In September 2015, just three months after Stipp joined, Lagunitas sold a 50% stake to Heineken; it sold the remaining half to become a full Heineken subsidiary in May 2017. Under Stipp’s watch, the brewery’s global shipments reportedly increased +74%, as Heineken and Lagunitas made it a point to expand the brewery’s exports and begin brewing in foreign countries.

So, is Stipp planning to find a buyer for Stone? The two companies share rough parallels in size (Lagunitas was the sixth-largest craft brewery when Heineken first invested), flagship styles (IPAs), and eccentric cofounders (Tony Magee at Lagunitas and Koch at Stone). 

Stone has been shopping itself around for a while, according to a brief Beer Marketer’s Insights published early this year: “Stone tried for a long time to sell pieces of itself, managing only to sell off its Berlin brewery. But now it’s exploring selling in its entirety, driven by its private equity partner VMG.”Five years is a typical timeframe for private equity investors to start looking to cash out; the end of 2020 would mark five years since VMG’s investment in Stone. (Dogfish Head Brewery merged with Boston Beer Co. five years after a significant investment from LNK Partners.) Koch calls talks of a sale “rumors,” saying “we have not changed our stance.” When asked what specific stance that is and whether he’s referring to the brewery’s stance on independent ownership, he replies: “On anything.” 

“If we were [going to sell], we would be the biggest idiots in the world to do it in the middle of an international pandemic,” he adds, saying the company is stable right now and not looking to make significant changes. It’s a bold statement, considering companies large and small are eager for cash influxes during these dire economic times. 

With the company at a leadership crossroads, it has an opportunity to right the ship. Yet there’s so far been little public indication that there’s a plan in place. 

“Our priorities over the next six months will be to not set any new priorities over the next six months other than the navigation of the current turbulent waters that the world finds itself in,” Koch says. He acknowledges that the year has brought challenges, but says Stone has, over the past few years, removed inefficiencies. He didn’t explain further, but based on what the company has done in the past two years, he’s likely intimating the inefficiencies were costly expansions in Berlin and Richmond, as well as staff who were laid off this summer as the brewery implemented contactless ordering and payment systems. 

“We are a stable company and have been very careful about operating lean,” Koch says.

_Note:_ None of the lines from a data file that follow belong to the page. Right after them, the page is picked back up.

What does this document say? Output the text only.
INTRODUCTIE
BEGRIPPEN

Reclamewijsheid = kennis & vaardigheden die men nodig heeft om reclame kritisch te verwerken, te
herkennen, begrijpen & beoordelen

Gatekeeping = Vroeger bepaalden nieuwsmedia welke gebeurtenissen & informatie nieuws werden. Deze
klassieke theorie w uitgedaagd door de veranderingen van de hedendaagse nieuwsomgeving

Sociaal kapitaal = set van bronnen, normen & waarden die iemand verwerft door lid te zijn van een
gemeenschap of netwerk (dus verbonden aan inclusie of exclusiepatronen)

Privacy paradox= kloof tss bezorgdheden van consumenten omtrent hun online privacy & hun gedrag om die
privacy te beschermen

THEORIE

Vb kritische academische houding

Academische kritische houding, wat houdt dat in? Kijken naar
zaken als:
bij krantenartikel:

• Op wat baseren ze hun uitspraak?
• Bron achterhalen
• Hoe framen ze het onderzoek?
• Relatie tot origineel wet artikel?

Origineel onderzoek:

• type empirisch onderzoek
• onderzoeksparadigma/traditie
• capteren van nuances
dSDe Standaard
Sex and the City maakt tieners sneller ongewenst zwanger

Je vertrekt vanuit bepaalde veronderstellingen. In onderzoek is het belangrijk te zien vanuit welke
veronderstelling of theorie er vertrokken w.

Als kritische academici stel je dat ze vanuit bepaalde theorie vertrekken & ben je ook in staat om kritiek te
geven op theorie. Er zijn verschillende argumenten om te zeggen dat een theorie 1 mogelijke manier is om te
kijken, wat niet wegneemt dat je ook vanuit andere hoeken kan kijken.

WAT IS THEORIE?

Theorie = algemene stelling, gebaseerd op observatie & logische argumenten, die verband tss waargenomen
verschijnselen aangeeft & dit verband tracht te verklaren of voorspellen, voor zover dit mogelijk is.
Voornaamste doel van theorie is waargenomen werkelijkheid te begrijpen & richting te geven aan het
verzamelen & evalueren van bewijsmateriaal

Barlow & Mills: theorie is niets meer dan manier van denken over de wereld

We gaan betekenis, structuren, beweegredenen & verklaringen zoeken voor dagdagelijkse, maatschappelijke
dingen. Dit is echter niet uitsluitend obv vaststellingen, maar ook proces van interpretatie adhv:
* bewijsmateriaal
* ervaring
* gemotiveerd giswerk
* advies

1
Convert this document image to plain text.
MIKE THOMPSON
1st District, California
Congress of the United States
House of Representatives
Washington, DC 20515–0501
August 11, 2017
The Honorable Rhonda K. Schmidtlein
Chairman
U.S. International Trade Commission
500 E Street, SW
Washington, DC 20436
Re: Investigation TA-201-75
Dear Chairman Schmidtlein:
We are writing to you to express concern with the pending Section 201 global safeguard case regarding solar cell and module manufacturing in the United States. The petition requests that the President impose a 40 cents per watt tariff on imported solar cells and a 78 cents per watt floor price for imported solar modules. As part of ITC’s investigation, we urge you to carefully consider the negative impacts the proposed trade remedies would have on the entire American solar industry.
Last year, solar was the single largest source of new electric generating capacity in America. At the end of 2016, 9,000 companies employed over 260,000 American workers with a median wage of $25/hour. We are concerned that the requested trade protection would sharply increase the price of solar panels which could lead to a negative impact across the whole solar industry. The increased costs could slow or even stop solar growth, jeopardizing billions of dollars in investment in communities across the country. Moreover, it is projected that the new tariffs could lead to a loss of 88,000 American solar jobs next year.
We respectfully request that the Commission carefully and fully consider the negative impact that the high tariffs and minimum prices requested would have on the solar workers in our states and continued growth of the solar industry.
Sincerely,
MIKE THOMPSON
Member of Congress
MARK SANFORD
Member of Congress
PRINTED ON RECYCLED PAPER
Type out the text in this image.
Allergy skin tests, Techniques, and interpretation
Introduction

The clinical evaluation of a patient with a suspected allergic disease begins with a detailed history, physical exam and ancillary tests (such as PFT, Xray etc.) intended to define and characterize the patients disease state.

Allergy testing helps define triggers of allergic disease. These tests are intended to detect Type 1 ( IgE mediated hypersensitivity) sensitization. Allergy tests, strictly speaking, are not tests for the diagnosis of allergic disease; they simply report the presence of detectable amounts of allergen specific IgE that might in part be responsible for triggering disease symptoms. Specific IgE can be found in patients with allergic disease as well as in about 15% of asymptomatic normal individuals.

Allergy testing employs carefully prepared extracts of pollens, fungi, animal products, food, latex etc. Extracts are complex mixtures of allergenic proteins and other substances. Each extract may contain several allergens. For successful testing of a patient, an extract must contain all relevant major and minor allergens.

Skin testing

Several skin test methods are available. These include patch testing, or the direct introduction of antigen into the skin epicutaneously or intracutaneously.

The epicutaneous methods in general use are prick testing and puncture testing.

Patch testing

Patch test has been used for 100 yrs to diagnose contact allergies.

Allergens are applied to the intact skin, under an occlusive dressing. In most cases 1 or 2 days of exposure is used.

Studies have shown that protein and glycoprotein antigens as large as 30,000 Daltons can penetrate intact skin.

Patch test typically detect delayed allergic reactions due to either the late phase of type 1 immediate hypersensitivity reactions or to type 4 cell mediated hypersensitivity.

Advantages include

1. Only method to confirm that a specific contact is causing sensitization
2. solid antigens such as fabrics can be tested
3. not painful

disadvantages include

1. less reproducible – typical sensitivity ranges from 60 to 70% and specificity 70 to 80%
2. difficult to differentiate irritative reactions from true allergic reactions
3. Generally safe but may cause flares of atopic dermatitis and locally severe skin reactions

Stone declined to make new CEO Maria Stipp available for an interview, saying that she plans to spend the next several months listening to and learning about the company. 

“She’s not going to share any vision or plans for the company for some time,” a spokesperson says.

Facing economic headwinds, leadership turnover, and likely demands from its private-equity partners, the brewery is looking to Stipp to chart its course forward. So far, it’s clear that upside-down labels and legal circuses aren’t cutting it.